“Why do we teach using the case method?” asked Professor Michael Chu, co-creator of the popular Business at the Base of the Pyramid EC class he teaches with Professor Shawn Cole.
Hands shot up in the air.
“Because it helps approach the multiple dimensions of any issue,” offered one respondent, “It allows us to discuss the ethics, the laws, the economic factors surrounding the case.”
“I don’t know why we do it,” replied another, “the case – there’s no conclusion. I can’t see what we’re supposed to take away from it.”
The students sitting around this Aldrich classroom discussion were not there to earn their degrees. Quite the opposite –they were professors and industry professionals from around the world, attending the first conference on 21st Century Health Care Management Education. The conference, which took place on October 4-5 in Aldrich, was organized by Professor Regina Herzlinger, creator of the Innovating in Healthcare Intensive Course for ECs, as a means of “Confronting Challenges for Innovation with a Modern Curriculum.” In recent research, Herzlinger established that health care management education may not be meeting the current needs for health care management talent. The conference assembled a cast of attendees, with representatives from Japan to the Mayo Clinic to the Center for Medicare and Medicaid Innovation, with the hopes of tackling this looming challenge for management education.
Professor Chu’s question was not an idle reflection on best-practice pedagogy. The healthcare industry landscape is changing. Debates on Medicare and individual mandate notwithstanding, there is broadening consensus that business cannot continue as usual. With annual U.S. healthcare expenditures at $2.6 trillion (17% of GDP) and growing, managers of healthcare companies can literally no longer afford to think of the costs of drugs, devices, or services in isolation from one another. There is no one culprit for runaway costs, and no silver bullet to set the system straight. Healthcare managers of the future need to think and act innovatively – and that future is knocking. But how well prepared are managers to brave this new world?
As part of Professor Herzlinger’s ongoing research, with interviews and surveys for 60 of the world’s most innovative health care CEOS and a content analysis for the curricula of 26 for the country’s leading health care administration curricula, surfaced evidence that healthcare management educators and employers may be talking past each other. Course descriptions from top schools of health care administration placed great emphasis on healthcare policy. Yet some know-how valued by employers, such as entrepreneurship, was largely absent from course descriptions. Of course, there is a general alignment between what educators and employers are trying to achieve: training the next class of healthcare leaders.
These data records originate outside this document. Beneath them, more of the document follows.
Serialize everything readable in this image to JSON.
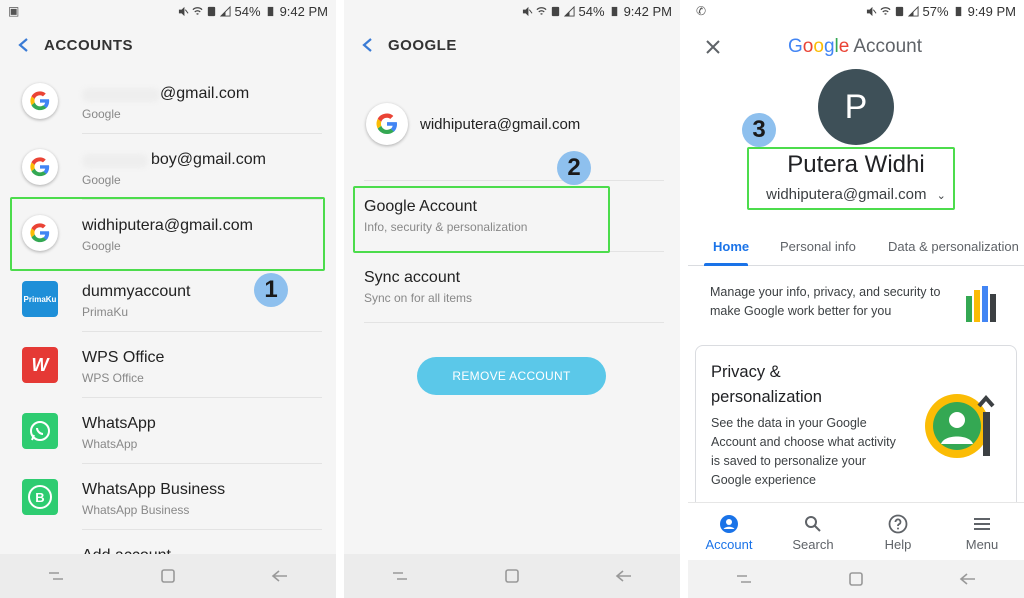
{
  "panel1": {
    "status": {
      "time": "9:42 PM",
      "battery": "54%"
    },
    "title": "ACCOUNTS",
    "accounts": [
      {
        "title": "@gmail.com",
        "sub": "Google",
        "icon": "google-icon"
      },
      {
        "title": "boy@gmail.com",
        "sub": "Google",
        "icon": "google-icon"
      },
      {
        "title": "widhiputera@gmail.com",
        "sub": "Google",
        "icon": "google-icon"
      },
      {
        "title": "dummyaccount",
        "sub": "PrimaKu",
        "icon": "primaku-icon",
        "icon_text": "PrimaKu"
      },
      {
        "title": "WPS Office",
        "sub": "WPS Office",
        "icon": "wps-office-icon",
        "icon_text": "W"
      },
      {
        "title": "WhatsApp",
        "sub": "WhatsApp",
        "icon": "whatsapp-icon"
      },
      {
        "title": "WhatsApp Business",
        "sub": "WhatsApp Business",
        "icon": "whatsapp-business-icon",
        "icon_text": "B"
      },
      {
        "title": "Add account",
        "sub": "",
        "icon": "plus-icon"
      }
    ],
    "step": "1"
  },
  "panel2": {
    "status": {
      "time": "9:42 PM",
      "battery": "54%"
    },
    "title": "GOOGLE",
    "account_email": "widhiputera@gmail.com",
    "google_account": {
      "title": "Google Account",
      "sub": "Info, security & personalization"
    },
    "sync": {
      "title": "Sync account",
      "sub": "Sync on for all items"
    },
    "remove_label": "REMOVE ACCOUNT",
    "step": "2"
  },
  "panel3": {
    "status": {
      "time": "9:49 PM",
      "battery": "57%"
    },
    "brand": {
      "g1": "G",
      "o1": "o",
      "o2": "o",
      "g2": "g",
      "l": "l",
      "e": "e",
      "account": "Account"
    },
    "avatar_letter": "P",
    "name": "Putera Widhi",
    "email": "widhiputera@gmail.com",
    "tabs": [
      "Home",
      "Personal info",
      "Data & personalization"
    ],
    "intro": "Manage your info, privacy, and security to make Google work better for you",
    "card": {
      "title": "Privacy & personalization",
      "body": "See the data in your Google Account and choose what activity is saved to personalize your Google experience"
    },
    "bottom_nav": [
      "Account",
      "Search",
      "Help",
      "Menu"
    ],
    "step": "3"
  },
  "colors": {
    "highlight": "#4cdc4c",
    "step_badge": "#8ec0ee",
    "accent": "#1a73e8",
    "remove_button": "#5bc8e9"
  }
}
Yet somewhere, the language of industry and academia may have begun to diverge.
But it is out of character for champions of the case method to graze on the pastures of what “is”. At the conference, discussion quickly ventured toward greenfield thinking of what “should be”. Through a series of breakout sessions, top educators and industry professionals began gathering the seeds for systemic change. What do we teach students who aspire to innovate in healthcare? What tools do we use, and how do we share successful curriculum innovations? Conference tracks ranging from economic policy to technology encouraged participants to think beyond industry sector and business function.
At the dinner reception, Richard Gilfillan, director of the Center for Medicare and Medicaid Innovation, spoke resolutely about the future of healthcare delivery. New models of care delivery were being validated nationwide, and the people in the room would play a pivotal role in training leaders that can bring the models to scale. Like any good case, the question of “how” had no straightforward, obvious answer. The energetic chatter around the dinner tables suggested that the next conference on Health Care Management Education would be worth the wait.